# Spiders and Bees



## NateS (Sep 11, 2009)

Just a few spiders and bees photos from the past week

1. While looking for spiders, I looked down and saw this guy on the leg of my lightstand.  Made it a little difficult for lighting.






2. I think I need to give a shot at focus stacking





3. This guy was probably an 1/8 of an inch big.  This is at 1:2 so that gives you an idea.





4.





5.





6.





7.


----------



## dry3210 (Sep 11, 2009)

I like the first picture the best.  And that thing was in your room?  No thanks


----------



## NateS (Sep 11, 2009)

dry3210 said:


> I like the first picture the best.  And that thing was in your room?  No thanks



Thanks....and no, I was outside in the backyard looking for bugs and this guy was on the leg of my light stand (I use the light stand outdoors for macros)


----------



## dry3210 (Sep 11, 2009)

NateS said:


> dry3210 said:
> 
> 
> > I like the first picture the best. And that thing was in your room? No thanks
> ...


 
You post light stand, I read night stand.  Makes a world of a distance.

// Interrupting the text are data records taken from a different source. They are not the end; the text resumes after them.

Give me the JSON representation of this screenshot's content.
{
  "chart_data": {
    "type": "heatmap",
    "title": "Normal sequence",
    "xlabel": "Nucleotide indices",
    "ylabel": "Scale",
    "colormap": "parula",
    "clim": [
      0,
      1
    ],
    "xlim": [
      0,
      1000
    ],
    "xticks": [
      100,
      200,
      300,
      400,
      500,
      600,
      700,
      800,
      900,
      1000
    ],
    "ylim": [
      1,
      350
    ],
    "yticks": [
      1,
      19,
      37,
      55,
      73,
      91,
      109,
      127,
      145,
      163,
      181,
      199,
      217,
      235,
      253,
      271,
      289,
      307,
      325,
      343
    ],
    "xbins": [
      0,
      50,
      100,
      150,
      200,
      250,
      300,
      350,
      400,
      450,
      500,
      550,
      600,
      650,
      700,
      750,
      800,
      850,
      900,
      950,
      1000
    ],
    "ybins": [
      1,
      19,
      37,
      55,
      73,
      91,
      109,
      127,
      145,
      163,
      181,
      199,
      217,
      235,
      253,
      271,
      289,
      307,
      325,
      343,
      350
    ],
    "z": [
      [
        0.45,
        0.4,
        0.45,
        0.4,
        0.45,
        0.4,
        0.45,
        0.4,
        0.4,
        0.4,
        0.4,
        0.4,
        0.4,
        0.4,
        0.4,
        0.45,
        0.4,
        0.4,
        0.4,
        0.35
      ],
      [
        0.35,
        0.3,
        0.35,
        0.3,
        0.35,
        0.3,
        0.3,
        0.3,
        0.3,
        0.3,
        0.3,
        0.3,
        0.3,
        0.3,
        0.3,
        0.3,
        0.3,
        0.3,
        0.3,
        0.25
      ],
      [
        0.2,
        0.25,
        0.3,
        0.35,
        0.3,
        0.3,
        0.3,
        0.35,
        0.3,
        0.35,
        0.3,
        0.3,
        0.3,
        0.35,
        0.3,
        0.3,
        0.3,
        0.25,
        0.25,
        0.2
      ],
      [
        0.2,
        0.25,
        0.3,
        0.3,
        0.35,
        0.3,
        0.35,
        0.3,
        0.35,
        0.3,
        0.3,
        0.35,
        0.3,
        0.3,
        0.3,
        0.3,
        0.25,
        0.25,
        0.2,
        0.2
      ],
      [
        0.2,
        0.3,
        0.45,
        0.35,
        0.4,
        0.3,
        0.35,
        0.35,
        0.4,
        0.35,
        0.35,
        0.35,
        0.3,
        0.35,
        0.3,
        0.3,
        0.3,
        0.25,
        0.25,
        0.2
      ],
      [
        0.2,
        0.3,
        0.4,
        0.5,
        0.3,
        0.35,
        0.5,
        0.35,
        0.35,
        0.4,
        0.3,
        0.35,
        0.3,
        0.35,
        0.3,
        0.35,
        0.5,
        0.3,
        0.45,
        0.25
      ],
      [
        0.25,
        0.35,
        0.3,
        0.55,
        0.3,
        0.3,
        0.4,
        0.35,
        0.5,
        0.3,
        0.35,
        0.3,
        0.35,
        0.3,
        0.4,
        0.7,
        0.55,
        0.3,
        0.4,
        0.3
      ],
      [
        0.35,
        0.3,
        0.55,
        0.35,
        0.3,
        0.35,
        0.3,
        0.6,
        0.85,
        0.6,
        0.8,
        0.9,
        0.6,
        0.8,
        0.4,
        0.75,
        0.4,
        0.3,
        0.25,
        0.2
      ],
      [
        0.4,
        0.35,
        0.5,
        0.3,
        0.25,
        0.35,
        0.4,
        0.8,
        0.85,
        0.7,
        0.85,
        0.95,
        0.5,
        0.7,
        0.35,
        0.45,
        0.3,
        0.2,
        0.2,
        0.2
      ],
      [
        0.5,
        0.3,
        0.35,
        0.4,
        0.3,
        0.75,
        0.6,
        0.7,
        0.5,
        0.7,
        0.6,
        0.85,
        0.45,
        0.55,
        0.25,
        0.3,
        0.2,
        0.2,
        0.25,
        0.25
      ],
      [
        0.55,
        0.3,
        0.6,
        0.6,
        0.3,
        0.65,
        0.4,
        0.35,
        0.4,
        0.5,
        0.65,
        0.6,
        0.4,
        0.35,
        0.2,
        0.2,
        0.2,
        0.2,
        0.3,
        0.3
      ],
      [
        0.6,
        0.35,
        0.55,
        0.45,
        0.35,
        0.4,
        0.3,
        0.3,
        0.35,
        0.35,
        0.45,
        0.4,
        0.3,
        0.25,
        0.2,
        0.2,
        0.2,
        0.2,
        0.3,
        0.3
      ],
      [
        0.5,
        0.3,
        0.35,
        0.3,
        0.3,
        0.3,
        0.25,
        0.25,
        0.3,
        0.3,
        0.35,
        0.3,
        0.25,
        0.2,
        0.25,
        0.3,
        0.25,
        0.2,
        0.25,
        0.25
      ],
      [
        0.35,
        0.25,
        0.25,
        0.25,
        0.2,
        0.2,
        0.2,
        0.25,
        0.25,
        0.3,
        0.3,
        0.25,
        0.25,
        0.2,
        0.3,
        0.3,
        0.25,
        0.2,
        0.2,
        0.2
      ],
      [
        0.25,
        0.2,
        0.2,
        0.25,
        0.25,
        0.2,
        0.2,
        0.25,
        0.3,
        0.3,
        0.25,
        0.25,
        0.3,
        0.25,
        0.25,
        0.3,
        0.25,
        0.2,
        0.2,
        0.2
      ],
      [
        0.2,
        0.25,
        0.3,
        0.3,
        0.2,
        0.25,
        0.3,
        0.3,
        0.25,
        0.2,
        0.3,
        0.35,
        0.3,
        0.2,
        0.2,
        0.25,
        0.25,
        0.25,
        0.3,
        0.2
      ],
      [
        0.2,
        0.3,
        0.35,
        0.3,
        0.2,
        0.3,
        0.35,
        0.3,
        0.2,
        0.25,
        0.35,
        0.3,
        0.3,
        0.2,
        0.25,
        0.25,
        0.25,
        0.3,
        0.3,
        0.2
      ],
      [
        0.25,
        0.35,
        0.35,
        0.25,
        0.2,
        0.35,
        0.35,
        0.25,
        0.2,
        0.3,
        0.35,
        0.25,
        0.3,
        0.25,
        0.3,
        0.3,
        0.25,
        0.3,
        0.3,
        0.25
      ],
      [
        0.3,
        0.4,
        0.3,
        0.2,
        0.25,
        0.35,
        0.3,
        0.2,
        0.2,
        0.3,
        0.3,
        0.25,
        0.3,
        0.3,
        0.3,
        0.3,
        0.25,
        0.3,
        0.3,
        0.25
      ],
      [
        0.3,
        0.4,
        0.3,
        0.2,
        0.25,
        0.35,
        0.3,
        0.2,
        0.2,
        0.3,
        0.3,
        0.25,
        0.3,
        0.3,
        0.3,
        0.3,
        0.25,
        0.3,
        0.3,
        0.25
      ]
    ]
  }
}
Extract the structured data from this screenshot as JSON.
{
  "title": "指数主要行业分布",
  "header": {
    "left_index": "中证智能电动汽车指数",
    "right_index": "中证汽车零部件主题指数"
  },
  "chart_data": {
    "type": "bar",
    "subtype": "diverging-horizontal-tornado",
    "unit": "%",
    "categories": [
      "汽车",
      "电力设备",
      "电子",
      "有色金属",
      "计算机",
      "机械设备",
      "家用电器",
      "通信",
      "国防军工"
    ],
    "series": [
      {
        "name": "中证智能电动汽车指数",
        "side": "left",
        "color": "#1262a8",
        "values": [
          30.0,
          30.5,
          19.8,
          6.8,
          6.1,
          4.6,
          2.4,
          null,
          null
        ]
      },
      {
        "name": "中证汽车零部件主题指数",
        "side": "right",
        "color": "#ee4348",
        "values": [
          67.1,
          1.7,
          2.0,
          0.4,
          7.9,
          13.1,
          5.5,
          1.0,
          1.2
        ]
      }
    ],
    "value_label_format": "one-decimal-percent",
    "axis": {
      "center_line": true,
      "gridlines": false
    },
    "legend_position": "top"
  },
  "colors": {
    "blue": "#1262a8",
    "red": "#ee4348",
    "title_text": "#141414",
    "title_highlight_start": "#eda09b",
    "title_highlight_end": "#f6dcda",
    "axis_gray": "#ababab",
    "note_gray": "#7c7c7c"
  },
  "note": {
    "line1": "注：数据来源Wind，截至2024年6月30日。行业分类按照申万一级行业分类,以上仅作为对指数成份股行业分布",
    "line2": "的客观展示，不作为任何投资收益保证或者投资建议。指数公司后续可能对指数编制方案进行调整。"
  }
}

What lens were you shooting with (for that first picture)?


----------



## DigitalScape (Sep 11, 2009)

Very nice bee images - the second one is a better one IMO (more of the flower in focus).


----------



## NateS (Sep 11, 2009)

dry3210 said:


> NateS said:
> 
> 
> > dry3210 said:
> ...



Yeah, that makes a big difference.  If it was the nightstand I don't think I would have been as pleased to see him.  All of these were shot with the Sigma 70-300 APO DG Macro and an SB-600.  Spider pics were SB-600 off camera and the Bee pics were SB-600 on the hot shoe.



DigitalScape said:


> Very nice bee images - the second one is a better one IMO (more of the flower in focus).



Thanks.  So you prefer the ones with the motion in the wings out of the three bee pictures?  I think the last of the bee pictures is my fav of those three.


----------



## 512 (Sep 12, 2009)

#1 for the spiders and #7 for the bees. nice shots! :thumbup:


----------



## DennyCrane (Sep 12, 2009)

Not sure of the forum etiquette of responding with a picture, but that bee reminds me of a shot I recently got.


----------



## 512 (Sep 12, 2009)

denny, your pov could be better.
next time insert an external link, so you don't "disturb" someone's else thread.


----------



## DigitalScape (Sep 12, 2009)

Sorry Nate, I meant the last bee image (my bee counting is faulty :blushing



NateS said:


> dry3210 said:
> 
> 
> > NateS said:
> ...


----------



## NateS (Sep 12, 2009)

Thanks John and 512.....and Denny...yeah, I'd prefer if you start your own thread with your images and then just post a link to the thread.  I usually only see people post additional images if it's a "post images of" thread.


----------



## DennyCrane (Sep 12, 2009)

Gotcha- thanks.


----------